Евгения была еще только на берегу шумного океана жизни; еще жизнь не согнала с сердца ее впечатления детства. Невинная девушка еще с детской радостью срывала полевую маргаритку, с радостью, незнакомой людям среди бурь жизненных. Не понимая любви, она повторяла: «Я нехороша, он и не заметит меня». Тихонько отворила она дверь, выходившую на лестницу, и стала прислушиваться к домашнему шуму.

– Он еще не встает, – сказала она, услышав один лишь кашель пробудившейся Нанеты. Добрая служанка уже ходила, хлопотала, мела комнаты, топила печку, не забыв, между прочим, привязать на цепь собаку и беседуя с животными в стойлах.

Евгения выбежала во двор. Нанета доила в это время корову.

– Нанеточка, душенька, сделай сливок для кофе, на завтрак братцу.

Нанета захохотала во все горло:

– Об этом нужно было бы сказать еще вчера, сударыня. Да разве самой можно делать сливки? Они сами делаются. А знаете ли, сударыня, какой хорошенький ваш братец! Ну уж такой хорошенький, такой хорошенький! Какое у него есть золотое платье! Вы не видали его в золотом платье? Я видела, а белье-то он носит такое же тонкое, как на стихаре у нашего кюре.

– Так сделай нам сладких ватрушек, Нанета.

– А вы дадите дров, да муки, да масла? (Нанета, в качестве первого министра старика Гранде, приобретала подчас огромное значение в глазах Евгении и ее матери.) Не украсть же мне у него, чтобы угодить вашему братцу? Ну-ка, спросите-ка у него сами дров, да муки, да масла, а? Вы к нему поближе меня, вы дочь родная… Ну, да вот и он сам, легок на помине… подите-ка к нему!..
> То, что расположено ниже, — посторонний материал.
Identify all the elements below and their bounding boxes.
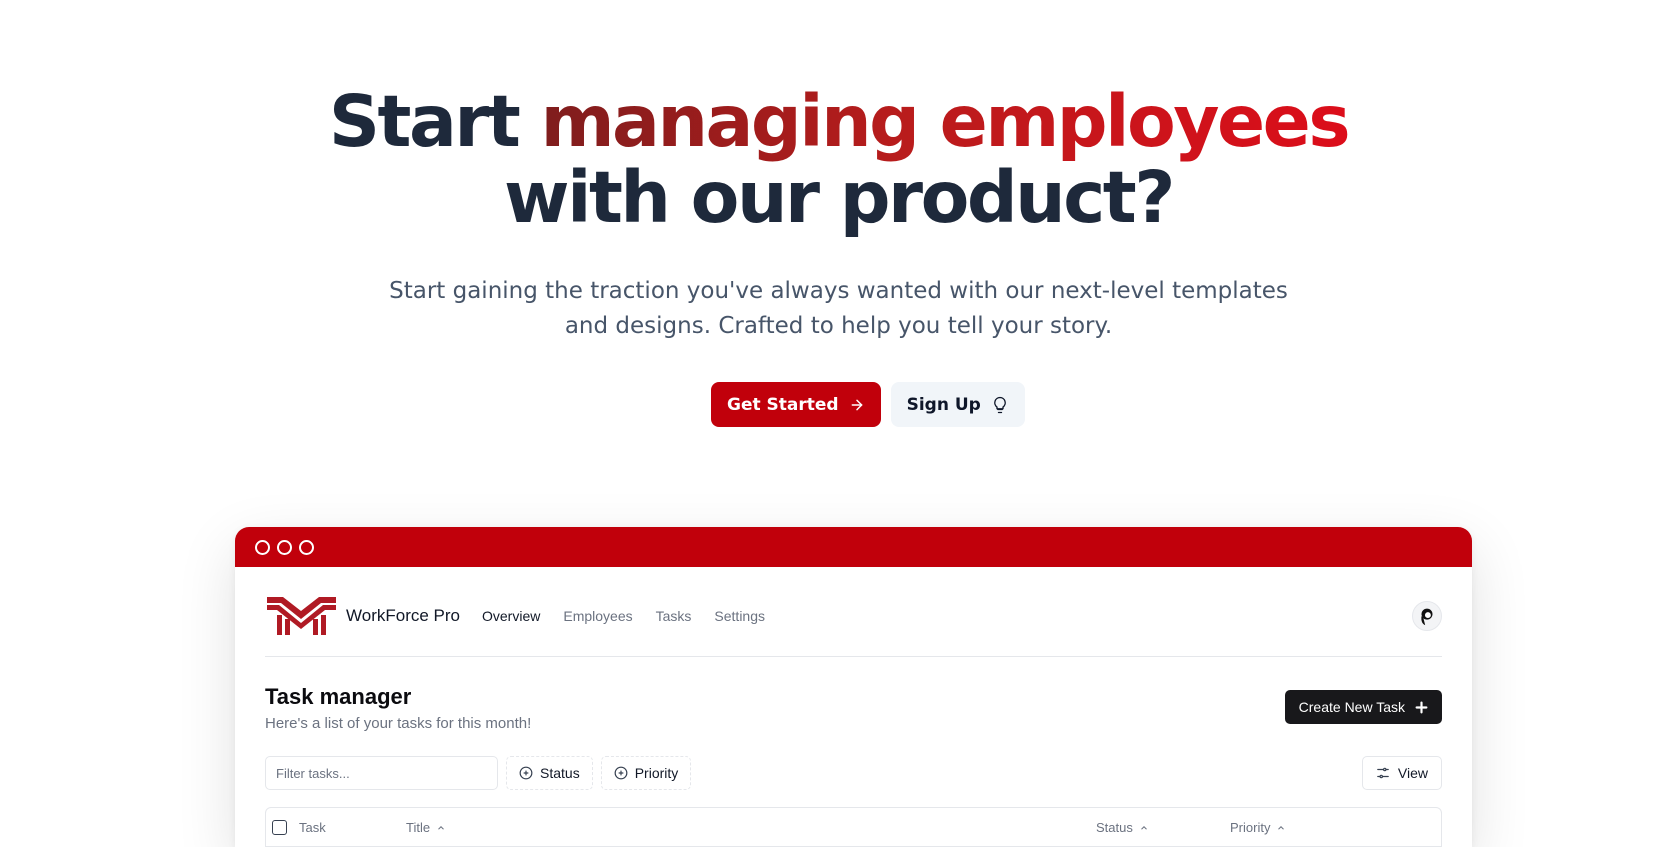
create-task-label: Create New Task	[1298, 699, 1405, 715]
table-header-row: Task Title Status Priority	[265, 807, 1442, 847]
priority-filter-button[interactable]: Priority	[600, 756, 692, 790]
nav-employees[interactable]: Employees	[563, 608, 632, 624]
get-started-label: Get Started	[727, 394, 839, 415]
column-priority: Priority	[1230, 820, 1271, 835]
select-all-checkbox[interactable]	[272, 820, 287, 835]
priority-filter-label: Priority	[634, 765, 679, 781]
status-filter-button[interactable]: Status	[506, 756, 593, 790]
column-priority-header[interactable]: Priority	[1230, 820, 1286, 835]
cta-row: Get Started Sign Up	[711, 382, 1025, 427]
window-dot-icon	[255, 539, 270, 555]
get-started-button[interactable]: Get Started	[711, 382, 881, 427]
view-label: View	[1397, 765, 1428, 781]
hero-subtitle: Start gaining the traction you've always…	[0, 274, 1677, 344]
sign-up-button[interactable]: Sign Up	[890, 382, 1025, 427]
brand-name: WorkForce Pro	[346, 605, 460, 625]
column-status: Status	[1096, 820, 1133, 835]
sign-up-label: Sign Up	[906, 394, 981, 415]
subtitle-line-2: and designs. Crafted to help you tell yo…	[564, 313, 1113, 339]
column-title: Title	[406, 820, 431, 835]
user-avatar[interactable]	[1412, 600, 1442, 631]
column-task: Task	[299, 820, 326, 835]
status-filter-label: Status	[540, 765, 580, 781]
nav-tasks[interactable]: Tasks	[656, 608, 692, 624]
chevron-up-icon	[1140, 825, 1147, 830]
app-preview-window: WorkForce Pro Overview Employees Tasks S…	[235, 527, 1472, 847]
filter-tasks-input[interactable]	[265, 756, 498, 790]
window-dot-icon	[277, 539, 292, 555]
plus-circle-icon	[614, 766, 628, 780]
window-dot-icon	[299, 539, 314, 555]
column-status-header[interactable]: Status	[1096, 820, 1149, 835]
brand[interactable]: WorkForce Pro	[265, 595, 460, 637]
nav-settings[interactable]: Settings	[714, 608, 765, 624]
hero-headline: Start managing employees with our produc…	[0, 84, 1677, 236]
nav-overview[interactable]: Overview	[482, 608, 540, 624]
arrow-right-icon	[851, 399, 862, 410]
page-title: Task manager	[265, 684, 412, 709]
chevron-up-icon	[1278, 825, 1285, 830]
sliders-icon	[1377, 767, 1389, 779]
select-all-cell: Task	[272, 820, 326, 835]
avatar-icon	[1421, 608, 1433, 625]
table-toolbar: Status Priority View	[265, 747, 1442, 799]
column-title-header[interactable]: Title	[406, 820, 446, 835]
create-new-task-button[interactable]: Create New Task	[1284, 690, 1442, 724]
headline-highlight: managing employees	[540, 80, 1351, 163]
task-manager-header: Task manager Here's a list of your tasks…	[265, 657, 1442, 735]
plus-icon	[1415, 701, 1428, 713]
app-content: WorkForce Pro Overview Employees Tasks S…	[235, 567, 1472, 847]
view-options-button[interactable]: View	[1361, 756, 1442, 790]
window-titlebar	[235, 527, 1472, 567]
app-navbar: WorkForce Pro Overview Employees Tasks S…	[265, 567, 1442, 657]
headline-end: with our product?	[504, 156, 1175, 239]
chevron-up-icon	[438, 825, 444, 830]
workforce-logo-icon	[267, 596, 336, 635]
page-description: Here's a list of your tasks for this mon…	[265, 715, 532, 732]
plus-circle-icon	[519, 766, 533, 780]
headline-start: Start	[328, 80, 541, 163]
lightbulb-icon	[993, 396, 1006, 413]
subtitle-line-1: Start gaining the traction you've always…	[389, 278, 1288, 304]
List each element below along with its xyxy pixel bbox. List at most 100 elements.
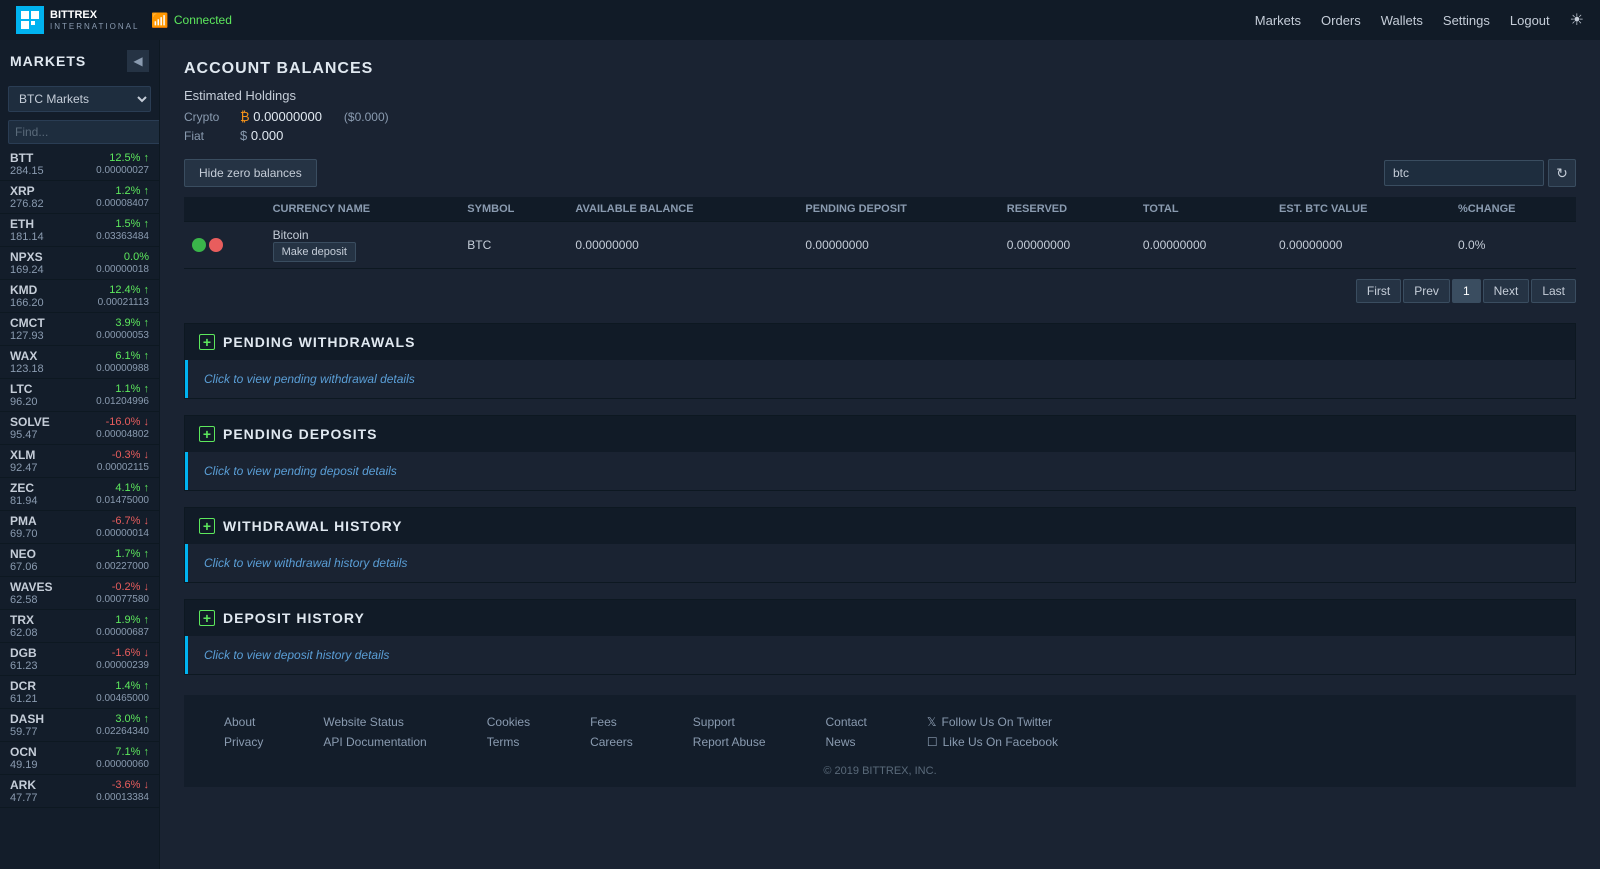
market-item[interactable]: BTT 12.5% ↑ 284.15 0.00000027 [0, 148, 159, 181]
footer-cookies[interactable]: Cookies [487, 715, 530, 729]
pending-withdrawals-link[interactable]: Click to view pending withdrawal details [204, 372, 415, 386]
market-item[interactable]: WAX 6.1% ↑ 123.18 0.00000988 [0, 346, 159, 379]
footer-support[interactable]: Support [693, 715, 766, 729]
next-page-button[interactable]: Next [1483, 279, 1530, 303]
nav-logout[interactable]: Logout [1510, 13, 1550, 28]
market-search-row: ▼ [0, 116, 159, 148]
theme-icon[interactable]: ☀ [1570, 10, 1584, 30]
market-item[interactable]: XLM -0.3% ↓ 92.47 0.00002115 [0, 445, 159, 478]
market-item[interactable]: ZEC 4.1% ↑ 81.94 0.01475000 [0, 478, 159, 511]
expand-icon: + [199, 518, 215, 534]
pending-withdrawals-header[interactable]: + PENDING WITHDRAWALS [185, 324, 1575, 360]
balance-search-input[interactable] [1384, 160, 1544, 186]
prev-page-button[interactable]: Prev [1403, 279, 1450, 303]
market-item[interactable]: XRP 1.2% ↑ 276.82 0.00008407 [0, 181, 159, 214]
market-item[interactable]: TRX 1.9% ↑ 62.08 0.00000687 [0, 610, 159, 643]
footer-col-4: Fees Careers [590, 715, 633, 749]
market-item[interactable]: PMA -6.7% ↓ 69.70 0.00000014 [0, 511, 159, 544]
market-btc: 0.00465000 [96, 693, 149, 705]
refresh-button[interactable]: ↻ [1548, 159, 1576, 187]
hide-zero-button[interactable]: Hide zero balances [184, 159, 317, 187]
pending-deposits-link[interactable]: Click to view pending deposit details [204, 464, 397, 478]
market-btc: 0.01475000 [96, 495, 149, 507]
footer-privacy[interactable]: Privacy [224, 735, 263, 749]
withdrawal-history-title: WITHDRAWAL HISTORY [223, 518, 403, 534]
deposit-history-link[interactable]: Click to view deposit history details [204, 648, 389, 662]
footer-contact[interactable]: Contact [826, 715, 867, 729]
market-item[interactable]: LTC 1.1% ↑ 96.20 0.01204996 [0, 379, 159, 412]
last-page-button[interactable]: Last [1531, 279, 1576, 303]
market-item[interactable]: KMD 12.4% ↑ 166.20 0.00021113 [0, 280, 159, 313]
market-name: DASH [10, 712, 44, 726]
market-item[interactable]: WAVES -0.2% ↓ 62.58 0.00077580 [0, 577, 159, 610]
footer-fees[interactable]: Fees [590, 715, 633, 729]
market-item[interactable]: DGB -1.6% ↓ 61.23 0.00000239 [0, 643, 159, 676]
nav-settings[interactable]: Settings [1443, 13, 1490, 28]
market-change: 1.4% ↑ [115, 680, 149, 692]
market-name: OCN [10, 745, 37, 759]
footer-careers[interactable]: Careers [590, 735, 633, 749]
deposit-history-body: Click to view deposit history details [185, 636, 1575, 674]
market-price: 62.58 [10, 594, 38, 606]
make-deposit-button[interactable]: Make deposit [273, 242, 356, 262]
market-price: 92.47 [10, 462, 38, 474]
withdrawal-history-header[interactable]: + WITHDRAWAL HISTORY [185, 508, 1575, 544]
market-item[interactable]: OCN 7.1% ↑ 49.19 0.00000060 [0, 742, 159, 775]
withdrawal-history-link[interactable]: Click to view withdrawal history details [204, 556, 407, 570]
balances-toolbar: Hide zero balances ↻ [184, 159, 1576, 187]
market-item[interactable]: DASH 3.0% ↑ 59.77 0.02264340 [0, 709, 159, 742]
change-cell: 0.0% [1450, 222, 1576, 269]
nav-wallets[interactable]: Wallets [1381, 13, 1423, 28]
market-item[interactable]: ETH 1.5% ↑ 181.14 0.03363484 [0, 214, 159, 247]
market-name: DCR [10, 679, 36, 693]
market-item[interactable]: NEO 1.7% ↑ 67.06 0.00227000 [0, 544, 159, 577]
nav-markets[interactable]: Markets [1255, 13, 1301, 28]
market-name: BTT [10, 151, 33, 165]
deposit-history-header[interactable]: + DEPOSIT HISTORY [185, 600, 1575, 636]
market-price: 127.93 [10, 330, 44, 342]
main-layout: MARKETS ◀ BTC Markets ETH Markets USDT M… [0, 40, 1600, 869]
market-item[interactable]: NPXS 0.0% 169.24 0.00000018 [0, 247, 159, 280]
market-price: 62.08 [10, 627, 38, 639]
first-page-button[interactable]: First [1356, 279, 1401, 303]
footer-col-5: Support Report Abuse [693, 715, 766, 749]
footer-terms[interactable]: Terms [487, 735, 530, 749]
crypto-holdings-row: Crypto ₿ 0.00000000 ($0.000) [184, 109, 1576, 124]
market-price: 61.23 [10, 660, 38, 672]
market-name: WAX [10, 349, 37, 363]
market-item[interactable]: ARK -3.6% ↓ 47.77 0.00013384 [0, 775, 159, 808]
table-header-row: CURRENCY NAME SYMBOL AVAILABLE BALANCE P… [184, 197, 1576, 222]
market-change: 6.1% ↑ [115, 350, 149, 362]
market-name: SOLVE [10, 415, 50, 429]
footer-about[interactable]: About [224, 715, 263, 729]
footer-facebook[interactable]: ☐ Like Us On Facebook [927, 735, 1058, 749]
footer-twitter[interactable]: 𝕏 Follow Us On Twitter [927, 715, 1058, 729]
sidebar-title: MARKETS [10, 53, 86, 69]
market-name: WAVES [10, 580, 52, 594]
pending-deposits-header[interactable]: + PENDING DEPOSITS [185, 416, 1575, 452]
footer-news[interactable]: News [826, 735, 867, 749]
market-item[interactable]: CMCT 3.9% ↑ 127.93 0.00000053 [0, 313, 159, 346]
market-select[interactable]: BTC Markets ETH Markets USDT Markets [8, 86, 151, 112]
market-item[interactable]: SOLVE -16.0% ↓ 95.47 0.00004802 [0, 412, 159, 445]
market-price: 169.24 [10, 264, 44, 276]
market-search-input[interactable] [8, 120, 160, 144]
current-page-button[interactable]: 1 [1452, 279, 1481, 303]
market-price: 69.70 [10, 528, 38, 540]
market-btc: 0.02264340 [96, 726, 149, 738]
market-change: -3.6% ↓ [112, 779, 149, 791]
footer-api-docs[interactable]: API Documentation [323, 735, 426, 749]
sidebar-collapse-button[interactable]: ◀ [127, 50, 149, 72]
market-btc: 0.00000053 [96, 330, 149, 342]
market-btc: 0.01204996 [96, 396, 149, 408]
market-price: 181.14 [10, 231, 44, 243]
footer-report-abuse[interactable]: Report Abuse [693, 735, 766, 749]
market-change: 0.0% [124, 251, 149, 263]
market-price: 59.77 [10, 726, 38, 738]
market-change: 1.9% ↑ [115, 614, 149, 626]
pending-deposits-title: PENDING DEPOSITS [223, 426, 377, 442]
available-cell: 0.00000000 [567, 222, 797, 269]
nav-orders[interactable]: Orders [1321, 13, 1361, 28]
market-item[interactable]: DCR 1.4% ↑ 61.21 0.00465000 [0, 676, 159, 709]
footer-website-status[interactable]: Website Status [323, 715, 426, 729]
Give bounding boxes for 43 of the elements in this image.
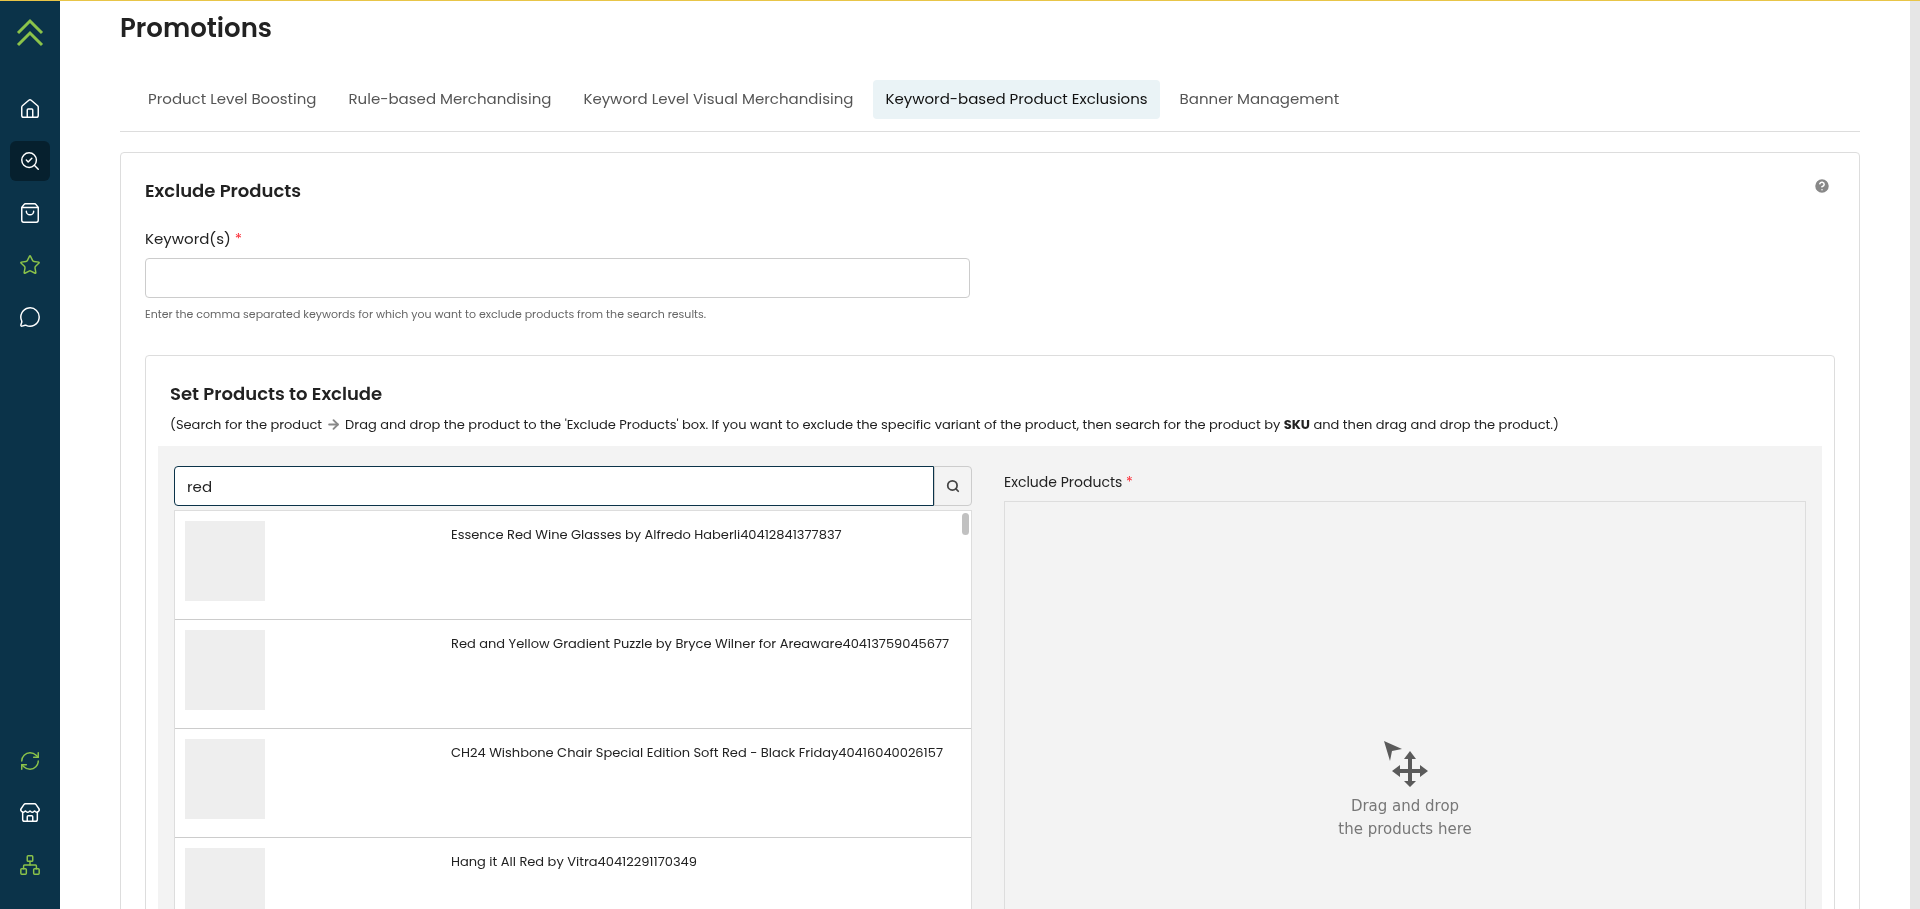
tab[interactable]: Banner Management bbox=[1167, 80, 1352, 119]
tab[interactable]: Rule-based Merchandising bbox=[336, 80, 564, 119]
scrollbar-thumb bbox=[962, 513, 969, 535]
arrow-right-icon bbox=[326, 416, 342, 432]
product-name: Red and Yellow Gradient Puzzle by Bryce Wilner for Areaware40413759045677 bbox=[451, 634, 950, 655]
drop-zone[interactable]: Drag and drop the products here bbox=[1004, 501, 1806, 909]
store-icon bbox=[19, 802, 41, 824]
tab[interactable]: Keyword-based Product Exclusions bbox=[873, 80, 1160, 119]
product-row[interactable]: Red and Yellow Gradient Puzzle by Bryce Wilner for Areaware40413759045677 bbox=[175, 620, 971, 729]
field-label: Exclude Products bbox=[1004, 472, 1123, 492]
chat-bubble-icon bbox=[19, 306, 41, 328]
page-title: Promotions bbox=[120, 9, 273, 48]
instruction-text: (Search for the product bbox=[170, 414, 323, 434]
required-mark: * bbox=[234, 227, 243, 249]
product-name: Essence Red Wine Glasses by Alfredo Haberli40412841377837 bbox=[451, 525, 842, 546]
tab[interactable]: Keyword Level Visual Merchandising bbox=[571, 80, 866, 119]
product-name: CH24 Wishbone Chair Special Edition Soft Red - Black Friday40416040026157 bbox=[451, 743, 944, 764]
drop-hint: the products here bbox=[1338, 818, 1472, 840]
star-icon bbox=[19, 254, 41, 276]
product-name: Hang it All Red by Vitra40412291170349 bbox=[451, 852, 697, 873]
help-icon bbox=[1813, 176, 1831, 195]
bag-icon bbox=[19, 202, 41, 224]
drop-hint: Drag and drop bbox=[1350, 796, 1460, 817]
search-icon bbox=[946, 479, 960, 493]
search-icon bbox=[19, 150, 41, 172]
required-mark: * bbox=[1126, 472, 1133, 492]
sidebar-item[interactable] bbox=[10, 141, 50, 181]
product-row[interactable]: Essence Red Wine Glasses by Alfredo Haberli40412841377837 bbox=[175, 511, 971, 620]
instruction-text: Drag and drop the product to the 'Exclude Products' box. If you want to exclude the specific variant of the product, then search for the product by SKU and then drag and drop the product.) bbox=[345, 414, 1559, 434]
help-text: Enter the comma separated keywords for which you want to exclude products from the search results. bbox=[145, 306, 708, 323]
home-icon bbox=[19, 98, 41, 120]
search-button[interactable] bbox=[934, 466, 972, 506]
product-search-field[interactable]: red bbox=[174, 466, 934, 506]
section-title: Exclude Products bbox=[145, 176, 302, 204]
tree-icon bbox=[19, 854, 41, 876]
sync-icon bbox=[19, 750, 41, 772]
product-row[interactable]: CH24 Wishbone Chair Special Edition Soft Red - Black Friday40416040026157 bbox=[175, 729, 971, 838]
section-title: Set Products to Exclude bbox=[169, 379, 384, 407]
field-label: Keyword(s) bbox=[145, 227, 231, 249]
keyword-input-field[interactable] bbox=[145, 258, 970, 298]
logo-icon bbox=[15, 17, 45, 49]
product-row[interactable]: Hang it All Red by Vitra40412291170349 bbox=[175, 838, 971, 909]
tab[interactable]: Product Level Boosting bbox=[136, 80, 329, 119]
Но Евгения уже успела спрятаться в сад, заслышав походку своего отца. Она уже ощущала то странное чувство, которое невольно нагоняет краску на лицо наше, ту мысль, которая мучит нас уверенностью, что вот всякий так и узнает сейчас всю нашу тайну, так и отгадает все наши мысли с первого взгляда. Заметив в первый раз скупость и бедность в родительском доме, Евгения стала досадовать на роскошь своего кузена. Ей непременно хотелось что-нибудь сделать самой, чтобы быть в силах потягаться со своим кузеном в роскоши; что-нибудь изобрести, наконец, чтобы угодить Шарлю; но что именно, она и сама не знала. Простая, наивная, она не берегла сердце от впечатлений нового, неведомого ей чувства. Образ Шарля взволновал в ее невинном сердце всю страсть, доселе скрывавшуюся в нем, все чувства, все желания женщины, и тем более, что в двадцать три года мысли ее были ясны и желания небессознательны. Первый раз в жизни она испугалась своего отца, поняла в нем властелина судьбы своей и в душе признавала себя виновной, тая перед ним свое чувство, свою страсть. В волнении она стала быстро ходить по саду; воздух для нее был чище, лучи солнца играли радостнее, она жила новой жизнью. В то время когда Евгения придумывала, как бы иметь пирожное к завтраку, между скрягой и министром его Нанетой начинался спор, домашняя ссора. Междоусобия были такой редкостью в этом чудном хозяйстве, как зимой ласточки. С ключами в руках старый чудак пришел обвешивать и обмеривать Нанету, выдавая ей дневную провизию.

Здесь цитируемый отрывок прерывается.